Unpredictable Journey

Ernlé W.D. Young

Publisher: iUniverse Pages: 381 Price: (paperback) $20.99 ISBN: 9781532032769 Reviewed: April, 2018 Author Website: Visit »

Ernlé Young’s Unpredictable Journey recounts his life from his birth in Johannesburg, in 1932, to his present retirement with his wife, Margaret, in Talent, Oregon.

As a Caucasian boy growing up in South Africa, Young enjoyed singing, woodworking and playing tennis. He showed an early interest in egalitarianism, forming strong bonds with “a black child” named Stanley.

While Young’s first profession was as a master printer—which allowed him to pay his “own way through university”— he eventually found his primary vocation in following his early dedication to moral principles and just actions. After hearing Joe Webb, a Methodist minister in Johannesburg, fearlessly denounce apartheid in South Africa, Young, too, became a Methodist minister, and in 1972 was appointed Superintendent Minister for the Trinity Methodist Church in Bloemfontein. There, he fought tirelessly for racial equality, eventually having to flee with his family to America because of government pressures.

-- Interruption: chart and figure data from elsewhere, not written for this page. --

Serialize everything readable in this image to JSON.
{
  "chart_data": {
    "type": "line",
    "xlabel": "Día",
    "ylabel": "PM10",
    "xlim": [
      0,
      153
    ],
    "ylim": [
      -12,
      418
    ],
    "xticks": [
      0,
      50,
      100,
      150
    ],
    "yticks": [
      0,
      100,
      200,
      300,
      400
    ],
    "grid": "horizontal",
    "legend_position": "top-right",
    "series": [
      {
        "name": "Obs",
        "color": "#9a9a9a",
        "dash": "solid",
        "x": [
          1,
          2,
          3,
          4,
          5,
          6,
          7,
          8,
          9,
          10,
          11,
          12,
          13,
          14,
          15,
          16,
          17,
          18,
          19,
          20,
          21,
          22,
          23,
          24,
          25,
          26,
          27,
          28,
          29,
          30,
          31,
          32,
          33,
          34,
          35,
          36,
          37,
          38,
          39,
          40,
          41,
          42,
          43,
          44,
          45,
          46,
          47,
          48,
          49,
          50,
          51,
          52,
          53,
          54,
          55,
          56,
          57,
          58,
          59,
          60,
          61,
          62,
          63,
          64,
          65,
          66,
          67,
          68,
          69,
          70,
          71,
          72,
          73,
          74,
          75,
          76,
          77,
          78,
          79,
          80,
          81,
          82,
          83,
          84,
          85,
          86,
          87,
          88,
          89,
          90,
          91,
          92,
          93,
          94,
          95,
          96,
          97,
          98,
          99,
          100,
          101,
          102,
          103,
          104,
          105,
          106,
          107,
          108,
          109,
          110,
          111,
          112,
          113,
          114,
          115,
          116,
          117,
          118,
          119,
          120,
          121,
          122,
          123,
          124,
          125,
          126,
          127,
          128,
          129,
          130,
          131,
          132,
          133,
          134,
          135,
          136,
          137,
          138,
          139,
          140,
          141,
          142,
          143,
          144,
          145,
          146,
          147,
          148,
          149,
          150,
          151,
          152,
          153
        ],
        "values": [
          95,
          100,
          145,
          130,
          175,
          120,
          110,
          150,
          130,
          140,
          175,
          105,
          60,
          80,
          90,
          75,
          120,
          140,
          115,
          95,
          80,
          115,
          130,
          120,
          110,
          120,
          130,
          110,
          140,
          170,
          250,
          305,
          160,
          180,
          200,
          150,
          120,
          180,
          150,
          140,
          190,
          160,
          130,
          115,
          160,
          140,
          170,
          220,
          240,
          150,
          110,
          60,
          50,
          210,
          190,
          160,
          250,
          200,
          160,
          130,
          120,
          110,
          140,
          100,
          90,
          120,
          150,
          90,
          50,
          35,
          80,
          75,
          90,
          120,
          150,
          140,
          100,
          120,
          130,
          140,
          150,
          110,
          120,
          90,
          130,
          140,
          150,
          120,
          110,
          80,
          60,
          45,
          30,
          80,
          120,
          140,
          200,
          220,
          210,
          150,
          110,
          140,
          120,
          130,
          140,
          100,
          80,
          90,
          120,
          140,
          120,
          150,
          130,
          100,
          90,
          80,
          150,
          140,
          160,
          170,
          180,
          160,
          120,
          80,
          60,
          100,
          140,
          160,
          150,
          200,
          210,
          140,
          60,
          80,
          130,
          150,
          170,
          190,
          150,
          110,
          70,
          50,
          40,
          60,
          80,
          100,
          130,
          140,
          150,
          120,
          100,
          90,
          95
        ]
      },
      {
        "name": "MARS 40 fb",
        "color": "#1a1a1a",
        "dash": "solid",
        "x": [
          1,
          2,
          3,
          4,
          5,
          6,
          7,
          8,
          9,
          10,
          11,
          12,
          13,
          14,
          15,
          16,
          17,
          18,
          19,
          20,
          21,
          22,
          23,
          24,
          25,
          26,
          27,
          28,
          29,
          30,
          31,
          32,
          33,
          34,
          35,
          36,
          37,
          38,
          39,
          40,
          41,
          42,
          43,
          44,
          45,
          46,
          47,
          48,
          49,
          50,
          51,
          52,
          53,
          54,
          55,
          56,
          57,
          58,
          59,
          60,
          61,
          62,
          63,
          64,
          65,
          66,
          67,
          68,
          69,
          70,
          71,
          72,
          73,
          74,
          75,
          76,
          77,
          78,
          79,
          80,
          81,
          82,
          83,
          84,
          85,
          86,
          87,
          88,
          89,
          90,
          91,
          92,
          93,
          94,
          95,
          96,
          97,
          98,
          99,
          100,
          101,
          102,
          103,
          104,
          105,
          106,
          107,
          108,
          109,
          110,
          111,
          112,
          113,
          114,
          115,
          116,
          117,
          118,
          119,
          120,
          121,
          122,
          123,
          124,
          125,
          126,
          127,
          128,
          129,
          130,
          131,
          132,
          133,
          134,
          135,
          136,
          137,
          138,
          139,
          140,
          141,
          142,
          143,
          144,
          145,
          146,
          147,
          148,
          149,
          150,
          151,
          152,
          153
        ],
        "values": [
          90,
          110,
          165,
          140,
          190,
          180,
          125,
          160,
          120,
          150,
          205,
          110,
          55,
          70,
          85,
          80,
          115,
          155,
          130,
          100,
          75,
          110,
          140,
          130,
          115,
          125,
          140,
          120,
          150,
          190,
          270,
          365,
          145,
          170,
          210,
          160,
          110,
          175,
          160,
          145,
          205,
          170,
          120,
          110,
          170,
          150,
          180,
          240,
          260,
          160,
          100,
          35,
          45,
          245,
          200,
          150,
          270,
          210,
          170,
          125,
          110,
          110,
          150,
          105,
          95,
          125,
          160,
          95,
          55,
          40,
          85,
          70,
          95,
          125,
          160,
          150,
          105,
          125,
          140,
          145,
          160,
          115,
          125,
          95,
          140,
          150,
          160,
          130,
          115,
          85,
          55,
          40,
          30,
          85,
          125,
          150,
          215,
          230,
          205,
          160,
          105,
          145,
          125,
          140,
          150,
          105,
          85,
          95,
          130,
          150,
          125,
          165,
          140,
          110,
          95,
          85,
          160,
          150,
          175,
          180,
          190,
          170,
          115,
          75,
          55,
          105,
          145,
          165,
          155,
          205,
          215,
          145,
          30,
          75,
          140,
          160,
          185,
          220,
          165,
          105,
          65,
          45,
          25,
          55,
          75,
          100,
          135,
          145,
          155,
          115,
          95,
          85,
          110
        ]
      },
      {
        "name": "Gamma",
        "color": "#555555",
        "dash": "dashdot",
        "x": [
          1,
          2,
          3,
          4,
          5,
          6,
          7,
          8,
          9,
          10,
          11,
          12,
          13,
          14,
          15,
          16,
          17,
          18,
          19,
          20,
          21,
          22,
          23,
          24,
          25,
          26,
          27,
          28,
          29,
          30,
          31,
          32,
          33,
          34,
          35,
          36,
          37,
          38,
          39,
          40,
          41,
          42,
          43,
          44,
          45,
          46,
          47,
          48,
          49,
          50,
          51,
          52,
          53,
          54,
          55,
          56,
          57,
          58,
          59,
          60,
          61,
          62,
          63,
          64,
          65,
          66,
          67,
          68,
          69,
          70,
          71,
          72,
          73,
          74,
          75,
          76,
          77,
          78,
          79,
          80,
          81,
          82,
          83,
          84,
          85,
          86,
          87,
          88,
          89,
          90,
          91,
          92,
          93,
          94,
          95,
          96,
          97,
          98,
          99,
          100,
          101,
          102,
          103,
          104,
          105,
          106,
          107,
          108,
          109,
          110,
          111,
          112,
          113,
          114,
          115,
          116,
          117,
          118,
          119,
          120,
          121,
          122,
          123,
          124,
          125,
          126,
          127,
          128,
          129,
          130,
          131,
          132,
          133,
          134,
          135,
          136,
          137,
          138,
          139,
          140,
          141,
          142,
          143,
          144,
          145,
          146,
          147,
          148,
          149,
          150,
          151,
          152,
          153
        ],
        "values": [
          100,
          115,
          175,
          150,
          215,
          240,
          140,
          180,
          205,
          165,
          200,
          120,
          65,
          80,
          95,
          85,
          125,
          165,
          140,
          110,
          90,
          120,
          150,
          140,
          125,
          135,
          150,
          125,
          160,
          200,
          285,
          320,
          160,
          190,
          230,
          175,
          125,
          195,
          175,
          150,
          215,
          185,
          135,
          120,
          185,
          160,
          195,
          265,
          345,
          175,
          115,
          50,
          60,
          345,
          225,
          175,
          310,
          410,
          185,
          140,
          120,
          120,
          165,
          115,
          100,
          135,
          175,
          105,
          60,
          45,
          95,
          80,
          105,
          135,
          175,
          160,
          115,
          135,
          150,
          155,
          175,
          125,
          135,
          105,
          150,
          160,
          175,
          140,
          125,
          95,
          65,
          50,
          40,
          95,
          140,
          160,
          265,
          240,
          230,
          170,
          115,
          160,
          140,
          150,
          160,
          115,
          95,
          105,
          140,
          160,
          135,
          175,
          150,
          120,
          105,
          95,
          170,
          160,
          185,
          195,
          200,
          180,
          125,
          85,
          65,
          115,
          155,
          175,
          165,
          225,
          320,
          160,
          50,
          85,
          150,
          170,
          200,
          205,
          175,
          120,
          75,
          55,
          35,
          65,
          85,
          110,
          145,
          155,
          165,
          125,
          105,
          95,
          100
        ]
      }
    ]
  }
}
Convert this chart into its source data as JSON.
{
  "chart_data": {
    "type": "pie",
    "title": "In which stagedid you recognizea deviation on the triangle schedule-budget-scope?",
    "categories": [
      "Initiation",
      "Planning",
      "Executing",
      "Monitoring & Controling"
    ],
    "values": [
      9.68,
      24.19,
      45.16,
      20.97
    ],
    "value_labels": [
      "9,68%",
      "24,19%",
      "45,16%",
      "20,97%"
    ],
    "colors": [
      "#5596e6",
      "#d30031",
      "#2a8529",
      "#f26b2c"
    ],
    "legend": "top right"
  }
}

In America, Young continued his dedication to ethical causes, working for such institutions as NASA and the Stanford School of Medicine, and co-founding the Stanford Center for Biomedical Ethics.

Young’s impressive life is conveyed with straightforward writing and many interesting passages, especially those concerning ethics and apartheid. For instance, Young tells about fighting for interracial services and launched a campaign to raise the minimum wage for domestic servants from an average R10 ($5) a month to R25 ($12.50).

The book in its entirety, however, seems more likely to appeal to friends and family, rather than general readers. Young devotes significant space to family information: for example, he discusses his genealogy, the professions of his wife and children and the vacations and times they’ve spent together. He also includes the names of friends and colleagues who are ultimately irrelevant to the greater story. Unfortunately, it’s doubtful readers will persevere through these portions, even to learn about his role fighting apartheid.

A revision focusing on the larger significance of his life rather than unnecessary detail would greatly enhance this offering.

Also available in hardcover and ebook.